Contes, histoires, allégories et paraboles

Qui n'a pas, un jour, raconté une histoire ? Qui n'a pas encore en mémoire une histoire que ses parents lui racontaient quand il était enfant ? Raconter une histoire, qu'elle soit véridique ou imaginaire, fait partie des modes de communication les plus universels. Par les histoires, on fait davantage que transmettre des messages, on transfère dans l'imaginaire de l'interlocuteur des images et des émotions. L'histoire est une allégorie, du grec "agoreuein" qui signifie "parler" et "allos" qui signifie "autre". Un parler "autre", une manière différente d'exprimer ce que l'on désire transmettre.

Raconter l'histoire du Petit Chaperon rouge à un enfant, est une autre manière de lui délivrer le discours parental se résumant à : "Ne parle pas aux gens que tu ne connais pas dans la rue".

Pour Jésus, la parabole a été son arme la plus efficace pour transmettre et expliquer des concepts. "Qui, si son âne tombe dans un puits, n'ira pas le sauver le jour du sabbat ?", une histoire simple, imagée, pour que ses interlocuteurs passent d'une compréhension purement intellectuelle du sabbat, à une lecture intuitive et émotionnelle.

Pourquoi et pour qui raconter des histoires ?

Parce que l'image est plus forte que les mots, parce que le cœur comprend plus rapidement que le cerveau, parce que le concret s'assimile mieux que l'abstrait...

Les Chinois ont moins besoin que nous de raconter des histoires, car la structure même de leur langue est composée d'histoires.
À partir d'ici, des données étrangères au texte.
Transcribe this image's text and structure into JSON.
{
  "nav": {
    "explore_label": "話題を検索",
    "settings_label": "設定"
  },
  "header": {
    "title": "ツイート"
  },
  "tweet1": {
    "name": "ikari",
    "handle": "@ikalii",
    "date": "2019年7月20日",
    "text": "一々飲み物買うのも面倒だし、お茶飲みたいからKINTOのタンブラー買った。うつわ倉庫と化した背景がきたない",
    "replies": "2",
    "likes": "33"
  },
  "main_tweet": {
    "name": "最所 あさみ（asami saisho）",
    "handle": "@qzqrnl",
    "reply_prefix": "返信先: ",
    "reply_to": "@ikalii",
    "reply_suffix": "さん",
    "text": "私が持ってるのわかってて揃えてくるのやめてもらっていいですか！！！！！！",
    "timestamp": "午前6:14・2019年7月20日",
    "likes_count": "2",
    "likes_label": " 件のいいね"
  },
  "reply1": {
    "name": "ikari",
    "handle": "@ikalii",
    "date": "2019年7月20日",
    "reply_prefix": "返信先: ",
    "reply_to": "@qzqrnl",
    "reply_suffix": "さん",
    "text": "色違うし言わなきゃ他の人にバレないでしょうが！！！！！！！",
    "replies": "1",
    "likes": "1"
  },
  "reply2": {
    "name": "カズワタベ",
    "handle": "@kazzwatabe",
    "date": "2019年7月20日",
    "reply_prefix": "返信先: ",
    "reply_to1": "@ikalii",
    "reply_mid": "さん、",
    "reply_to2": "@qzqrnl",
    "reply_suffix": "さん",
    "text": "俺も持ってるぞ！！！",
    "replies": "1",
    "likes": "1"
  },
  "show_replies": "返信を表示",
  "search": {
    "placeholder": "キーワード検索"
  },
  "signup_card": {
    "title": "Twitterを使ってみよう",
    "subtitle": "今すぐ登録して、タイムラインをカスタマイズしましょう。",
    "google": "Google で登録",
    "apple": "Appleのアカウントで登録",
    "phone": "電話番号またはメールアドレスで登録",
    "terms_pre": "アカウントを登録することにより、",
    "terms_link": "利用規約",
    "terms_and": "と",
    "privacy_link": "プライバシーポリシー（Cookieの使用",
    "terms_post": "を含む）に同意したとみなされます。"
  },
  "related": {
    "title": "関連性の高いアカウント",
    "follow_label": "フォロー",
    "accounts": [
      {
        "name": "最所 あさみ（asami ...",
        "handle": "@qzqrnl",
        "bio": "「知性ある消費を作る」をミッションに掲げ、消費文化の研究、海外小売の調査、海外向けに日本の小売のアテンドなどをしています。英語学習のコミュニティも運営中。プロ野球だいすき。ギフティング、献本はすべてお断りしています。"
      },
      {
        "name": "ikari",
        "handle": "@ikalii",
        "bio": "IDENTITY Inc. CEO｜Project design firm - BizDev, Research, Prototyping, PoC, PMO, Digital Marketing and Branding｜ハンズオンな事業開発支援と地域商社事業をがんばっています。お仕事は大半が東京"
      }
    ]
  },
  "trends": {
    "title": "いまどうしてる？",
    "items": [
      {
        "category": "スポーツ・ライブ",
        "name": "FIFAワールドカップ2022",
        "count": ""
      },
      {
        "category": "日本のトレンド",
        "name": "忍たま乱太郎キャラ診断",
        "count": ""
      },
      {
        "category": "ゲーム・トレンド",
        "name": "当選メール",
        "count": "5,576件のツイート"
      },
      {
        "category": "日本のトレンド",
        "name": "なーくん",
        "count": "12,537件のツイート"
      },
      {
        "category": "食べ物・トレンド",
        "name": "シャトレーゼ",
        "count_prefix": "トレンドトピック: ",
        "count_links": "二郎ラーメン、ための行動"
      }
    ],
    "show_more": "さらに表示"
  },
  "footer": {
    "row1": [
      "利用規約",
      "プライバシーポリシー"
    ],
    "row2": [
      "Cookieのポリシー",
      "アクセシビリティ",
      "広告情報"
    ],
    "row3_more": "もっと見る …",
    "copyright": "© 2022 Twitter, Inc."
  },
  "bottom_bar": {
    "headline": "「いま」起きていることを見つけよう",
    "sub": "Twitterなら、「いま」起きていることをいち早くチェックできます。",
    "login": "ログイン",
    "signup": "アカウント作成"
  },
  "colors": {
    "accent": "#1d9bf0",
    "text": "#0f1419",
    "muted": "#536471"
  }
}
Chaque idéogramme, et chaque son révèle des images en temps réel. Mais les langues abstraites comme la nôtre demande invariablement à notre cerveau d'opérer une conversion du son vers l'image. Apporter ces images sur un plateau à nos interlocuteurs permet une transmission plus rapide, et plus efficace.

On comprend alors l'importance d'être un conteur dès lors que l'on désire être "efficace" en termes de transmissions et d'enseignement. Il s'agira moins pour le public de comprendre des concepts que de "vivre" un savoir de l'intérieur, via ses émotions et son imagination. Que ce soit à nos enfants, à nos élèves en tant qu'enseignant, à toutes les personnes à qui l'on désire faire comprendre une idée, une règle, une théorie, raconter des histoires est un art véritable, dont l'Histoire est pleine d'exemples fameux.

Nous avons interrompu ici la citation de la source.